Pour le PP, il est temps que les politiciens qui tirent les ficelles de ce mouvement ressentent également les désagréments causés à la population lorsqu’elle est empêchée de se rendre sur son lieu de travail.

Le PP a présenté à cette occasion la proposition de loi qui sera déposée par le Député fédéral Aldo Carcaci, visant à garantir la liberté de travail et de circuler.

Le Parti Populaire dénonce les grèves politiques menées par les syndicats et instrumentalisées par le PS. Ces grèves inutiles et improductives coûtent énormément à l’économie de notre pays (200 millions d’€ par jour de grève générale selon les calculs d’une grande banque), fragilisent encore plus certaines PME et autres petits commerces et écornent son image à l’étranger, faisant fuir les investisseurs. Une majorité des Belges y est d’ailleurs opposée d’après les derniers sondages parus ce lundi 15 décembre.

DSC_0097En outre, si le droit de grève doit évidemment être respecté, le droit au travail est une autre des libertés fondamentales mise à mal par l’attitude des syndicats et des grévistes.
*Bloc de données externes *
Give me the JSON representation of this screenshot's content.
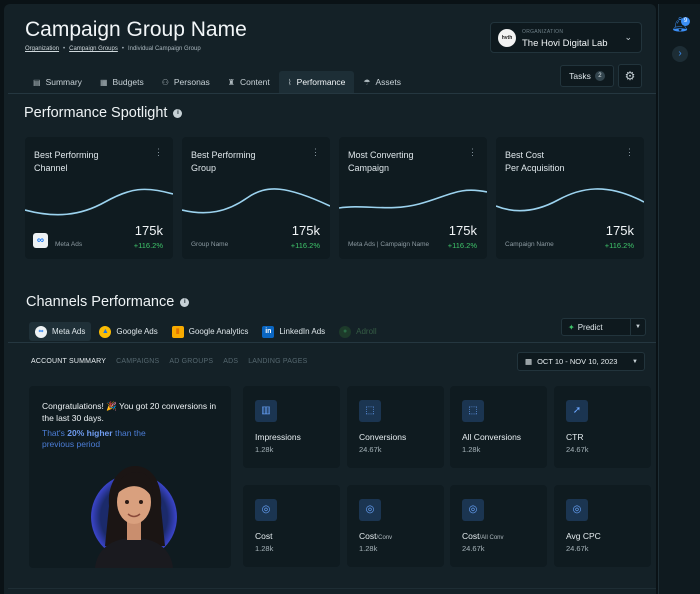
{
  "header": {
    "title": "Campaign Group Name",
    "breadcrumbs": [
      "Organization",
      "Campaign Groups",
      "Individual Campaign Group"
    ],
    "org_caption": "ORGANIZATION",
    "org_logo": "hvth",
    "org_name": "The Hovi Digital Lab"
  },
  "tabs": [
    {
      "label": "Summary",
      "icon": "summary-icon"
    },
    {
      "label": "Budgets",
      "icon": "budget-icon"
    },
    {
      "label": "Personas",
      "icon": "personas-icon"
    },
    {
      "label": "Content",
      "icon": "content-icon"
    },
    {
      "label": "Performance",
      "icon": "performance-icon",
      "active": true
    },
    {
      "label": "Assets",
      "icon": "assets-icon"
    }
  ],
  "tasks": {
    "label": "Tasks",
    "count": "2"
  },
  "spotlight": {
    "title": "Performance Spotlight",
    "cards": [
      {
        "line1": "Best Performing",
        "line2": "Channel",
        "value": "175k",
        "change": "+116.2%",
        "sub": "Meta Ads"
      },
      {
        "line1": "Best Performing",
        "line2": "Group",
        "value": "175k",
        "change": "+116.2%",
        "sub": "Group Name"
      },
      {
        "line1": "Most Converting",
        "line2": "Campaign",
        "value": "175k",
        "change": "+116.2%",
        "sub": "Meta Ads | Campaign Name"
      },
      {
        "line1": "Best Cost",
        "line2": "Per Acquisition",
        "value": "175k",
        "change": "+116.2%",
        "sub": "Campaign Name"
      }
    ]
  },
  "channels": {
    "title": "Channels Performance",
    "tabs": [
      "Meta Ads",
      "Google Ads",
      "Google Analytics",
      "LinkedIn Ads",
      "Adroll"
    ],
    "predict": "Predict",
    "subtabs": [
      "ACCOUNT SUMMARY",
      "CAMPAIGNS",
      "AD GROUPS",
      "ADS",
      "LANDING PAGES"
    ],
    "date_range": "OCT 10 - NOV 10, 2023"
  },
  "congrats": {
    "message": "Congratulations! 🎉 You got 20 conversions in the last 30 days.",
    "pre": "That's ",
    "highlight": "20% higher",
    "post": " than the previous period"
  },
  "stats": [
    {
      "label": "Impressions",
      "unit": "",
      "value": "1.28k",
      "icon": "bar-chart-icon"
    },
    {
      "label": "Conversions",
      "unit": "",
      "value": "24.67k",
      "icon": "conversion-icon"
    },
    {
      "label": "All Conversions",
      "unit": "",
      "value": "1.28k",
      "icon": "conversion-icon"
    },
    {
      "label": "CTR",
      "unit": "",
      "value": "24.67k",
      "icon": "cursor-icon"
    },
    {
      "label": "Cost",
      "unit": "",
      "value": "1.28k",
      "icon": "coins-icon"
    },
    {
      "label": "Cost",
      "unit": "/Conv",
      "value": "1.28k",
      "icon": "coins-icon"
    },
    {
      "label": "Cost",
      "unit": "/All Conv",
      "value": "24.67k",
      "icon": "coins-icon"
    },
    {
      "label": "Avg CPC",
      "unit": "",
      "value": "24.67k",
      "icon": "coins-icon"
    }
  ],
  "colors": {
    "accent": "#3b8ef5",
    "positive": "#3fc46a",
    "panel": "#0f1b20",
    "background": "#142127"
  }
}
De nombreux dérapages empreints de violence morale ou physique ont en outre été constatés ces dernières heures.

La proposition de loi introduite par le PP impose également aux syndicats l’obligation d’adopter une forme juridique dotée de la personnalité morale pour le 1er mai 2015 et de déposer des comptes consolidés chaque année. Il est en effet temps que les organisations syndicales se soumettent au même degré de transparence que les entreprises, ONG ou entités étatiques, d’autant qu’elles perçoivent ou voient transiter par leurs comptes des sommes considérables, d’origine publique.

Enfin, selon cette proposition, les organisations syndicales seront responsables juridiquement des exactions commises par leurs affiliés. Le temps de l’impunité de fait doit se terminer. L’action syndicale ne doit se dérouler que dans le respect de la loi.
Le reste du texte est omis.